Raghavan spiega che la frontiera delle scienze computazionali, di cui si occupa, è proprio quella di riuscire a misurare, in termini rigorosi, gli aspetti sociologici dell’utilizzo dei social network. Apre infatti la conferenza con una provocazione: la gran parte dei cicli numerici non sono utilizzati dagli specialisti per risolvere problemi computazionali, dice, ma dagli utenti ordinari per comunicare e non ha quindi senso chiedersi cosa possa essere calcolato numericamente, ma cosa l’utente ordinario del web vorrebbe che lo fosse.
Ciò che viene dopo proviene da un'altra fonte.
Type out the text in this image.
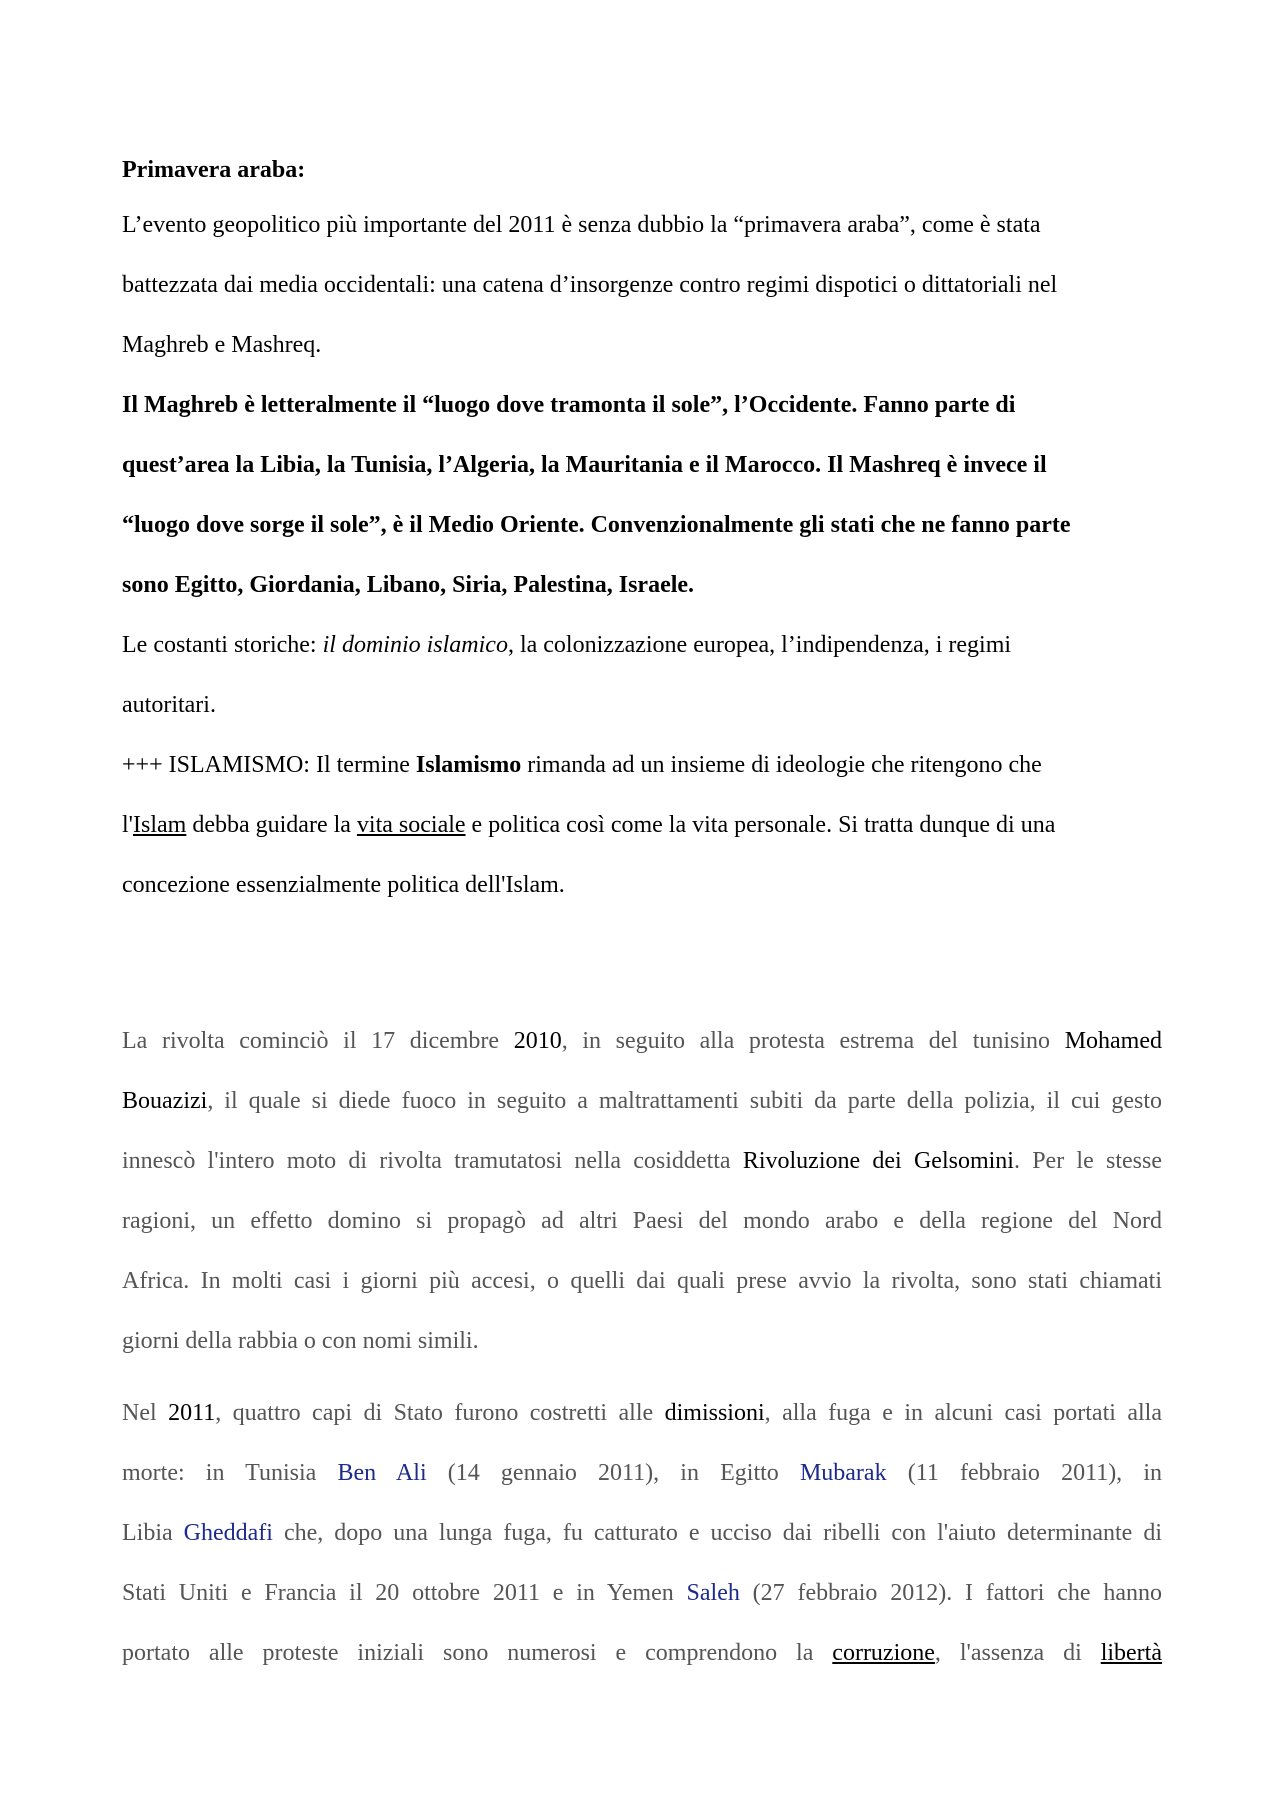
Primavera araba:
L’evento geopolitico più importante del 2011 è senza dubbio la “primavera araba”, come è stata
battezzata dai media occidentali: una catena d’insorgenze contro regimi dispotici o dittatoriali nel
Maghreb e Mashreq.
Il Maghreb è letteralmente il “luogo dove tramonta il sole”, l’Occidente. Fanno parte di
quest’area la Libia, la Tunisia, l’Algeria, la Mauritania e il Marocco. Il Mashreq è invece il
“luogo dove sorge il sole”, è il Medio Oriente. Convenzionalmente gli stati che ne fanno parte
sono Egitto, Giordania, Libano, Siria, Palestina, Israele.
Le costanti storiche: il dominio islamico, la colonizzazione europea, l’indipendenza, i regimi
autoritari.
+++ ISLAMISMO: Il termine Islamismo rimanda ad un insieme di ideologie che ritengono che
l'Islam debba guidare la vita sociale e politica così come la vita personale. Si tratta dunque di una
concezione essenzialmente politica dell'Islam.
La rivolta cominciò il 17 dicembre 2010, in seguito alla protesta estrema del tunisino Mohamed
Bouazizi, il quale si diede fuoco in seguito a maltrattamenti subiti da parte della polizia, il cui gesto
innescò l'intero moto di rivolta tramutatosi nella cosiddetta Rivoluzione dei Gelsomini. Per le stesse
ragioni, un effetto domino si propagò ad altri Paesi del mondo arabo e della regione del Nord
Africa. In molti casi i giorni più accesi, o quelli dai quali prese avvio la rivolta, sono stati chiamati
giorni della rabbia o con nomi simili.
Nel 2011, quattro capi di Stato furono costretti alle dimissioni, alla fuga e in alcuni casi portati alla
morte: in Tunisia Ben Ali (14 gennaio 2011), in Egitto Mubarak (11 febbraio 2011), in
Libia Gheddafi che, dopo una lunga fuga, fu catturato e ucciso dai ribelli con l'aiuto determinante di
Stati Uniti e Francia il 20 ottobre 2011 e in Yemen Saleh (27 febbraio 2012). I fattori che hanno
portato alle proteste iniziali sono numerosi e comprendono la corruzione, l'assenza di libertà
E così gli esperti di informatica, come Raghavan stesso, ,si trovano ad affrontare un cambio di prospettiva: le scienze computazionali devono mettersi al servizio delle scienze sociali proprio per meglio lavorare nel campo della tecnologia e, conseguentemente, devono trovare il modo di dialogare con esse. Se, per esempio, la microeconomia si esprime esattamente con lo stesso linguaggio dell’informatica (la matematica) e con le stesse metodologie (modelli, teoremi, equazioni di equilibrio) lo stesso non si può dire per le scienze sociali. Queste ultime, infatti, lavorano su piccola scala, con un approccio alla ricerca di tipo “qualitativo”, (le cosiddette “interviste in profondità, i focus group, dove il campione di intervistati è ridotto ma rappresentativo), raggiungendo una comprensione profonda dei fenomeni. Invece la rete offre ai computisti un osservatorio molto grande, ma un grado di comprensione dei comportamenti registrati decisamente scarso.
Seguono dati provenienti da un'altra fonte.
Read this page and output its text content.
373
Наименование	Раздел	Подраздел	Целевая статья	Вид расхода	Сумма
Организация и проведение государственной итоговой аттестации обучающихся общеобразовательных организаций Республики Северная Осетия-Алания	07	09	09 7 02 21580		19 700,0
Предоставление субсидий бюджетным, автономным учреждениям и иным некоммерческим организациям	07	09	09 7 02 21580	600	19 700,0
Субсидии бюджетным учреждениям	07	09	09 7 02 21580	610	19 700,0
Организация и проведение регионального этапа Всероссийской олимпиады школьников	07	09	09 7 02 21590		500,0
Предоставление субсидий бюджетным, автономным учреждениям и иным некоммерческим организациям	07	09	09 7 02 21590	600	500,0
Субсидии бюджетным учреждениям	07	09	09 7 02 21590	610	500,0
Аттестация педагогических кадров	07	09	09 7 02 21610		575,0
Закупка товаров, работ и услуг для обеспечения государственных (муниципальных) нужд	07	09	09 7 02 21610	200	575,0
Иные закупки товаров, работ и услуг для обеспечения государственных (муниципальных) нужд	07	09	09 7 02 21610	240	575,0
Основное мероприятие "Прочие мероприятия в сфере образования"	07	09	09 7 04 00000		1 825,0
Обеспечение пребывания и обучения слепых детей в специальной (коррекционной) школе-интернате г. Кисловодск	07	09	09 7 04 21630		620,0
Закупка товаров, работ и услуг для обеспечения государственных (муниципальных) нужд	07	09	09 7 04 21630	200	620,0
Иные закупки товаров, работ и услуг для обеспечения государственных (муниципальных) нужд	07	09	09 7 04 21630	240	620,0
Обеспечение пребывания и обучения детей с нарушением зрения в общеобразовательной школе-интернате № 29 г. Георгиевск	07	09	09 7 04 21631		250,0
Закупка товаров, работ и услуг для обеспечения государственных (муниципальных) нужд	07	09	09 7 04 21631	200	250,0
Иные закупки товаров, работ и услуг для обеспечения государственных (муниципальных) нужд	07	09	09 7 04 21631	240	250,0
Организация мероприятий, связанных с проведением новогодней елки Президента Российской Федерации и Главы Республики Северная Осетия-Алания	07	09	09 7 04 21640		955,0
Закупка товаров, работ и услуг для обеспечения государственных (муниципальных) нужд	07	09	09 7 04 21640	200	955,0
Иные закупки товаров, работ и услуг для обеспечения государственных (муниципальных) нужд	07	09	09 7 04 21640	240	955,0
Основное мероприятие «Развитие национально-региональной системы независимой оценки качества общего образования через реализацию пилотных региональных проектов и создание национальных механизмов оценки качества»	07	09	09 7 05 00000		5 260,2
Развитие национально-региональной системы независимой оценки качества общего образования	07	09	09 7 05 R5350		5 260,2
L’operazione cardine per interfacciare le due discipline sta nel mettere in relazione l’aspetto sintattico tipico della matematica e delle scienze affini (individuazione di proprietà, tracciabilità di grafici, formulazione di modelli generativi: in sostanza,la misurabilità) con l’aspetto semantico delle scienze sociali, espresso dal linguaggio esteso del tipo cui faceva riferimento Lazarsfeld (“chi influenza chi?” e simili).
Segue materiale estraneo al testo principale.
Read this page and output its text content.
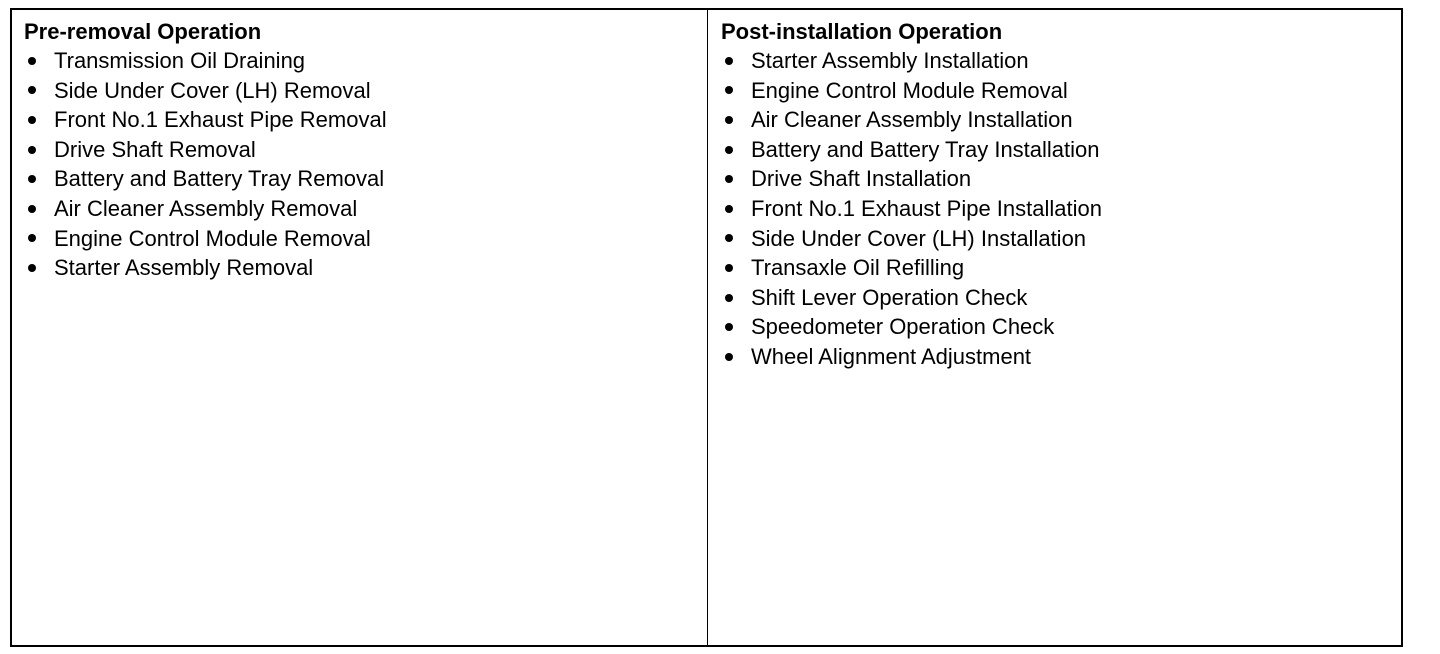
Pre-removal Operation
Transmission Oil Draining
Side Under Cover (LH) Removal
Front No.1 Exhaust Pipe Removal
Drive Shaft Removal
Battery and Battery Tray Removal
Air Cleaner Assembly Removal
Engine Control Module Removal
Starter Assembly Removal
Post-installation Operation
Starter Assembly Installation
Engine Control Module Removal
Air Cleaner Assembly Installation
Battery and Battery Tray Installation
Drive Shaft Installation
Front No.1 Exhaust Pipe Installation
Side Under Cover (LH) Installation
Transaxle Oil Refilling
Shift Lever Operation Check
Speedometer Operation Check
Wheel Alignment Adjustment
Bisogna tener presente che i social network, rappresentazione prima di un linguaggio di tipo semantico, possiedono delle proprietà sintattiche, come il grado di distribuzione (ossia la funzione di distribuzione delle scelte), il diametro (la distanza che intercorre tra i vari elementi del network) e la compressibilità (la possibilità di ridurre gli elementi, ad esempio le possibili scelte, per non incorrere in ripetizioni) su cui sono già stati fatti degli studi. In particolare, per quanto riguarda il diametro, è stato osservato che i famosi “sei gradi di separazione”, che fan sì che chiunque possa raggiungere la conoscenza di chiunque altro passando per sei contatti a catena, nell’era di Facebook si sono ridotti a 4.74 (Backstrom et al., 2012), mentre è stato dimostrato che la compressibilità dei social network è molto elevata, a testimoniare il fatto che il comportamento umano non è casuale (tutti ci comportiamo sostanzialmente nello stesso modo).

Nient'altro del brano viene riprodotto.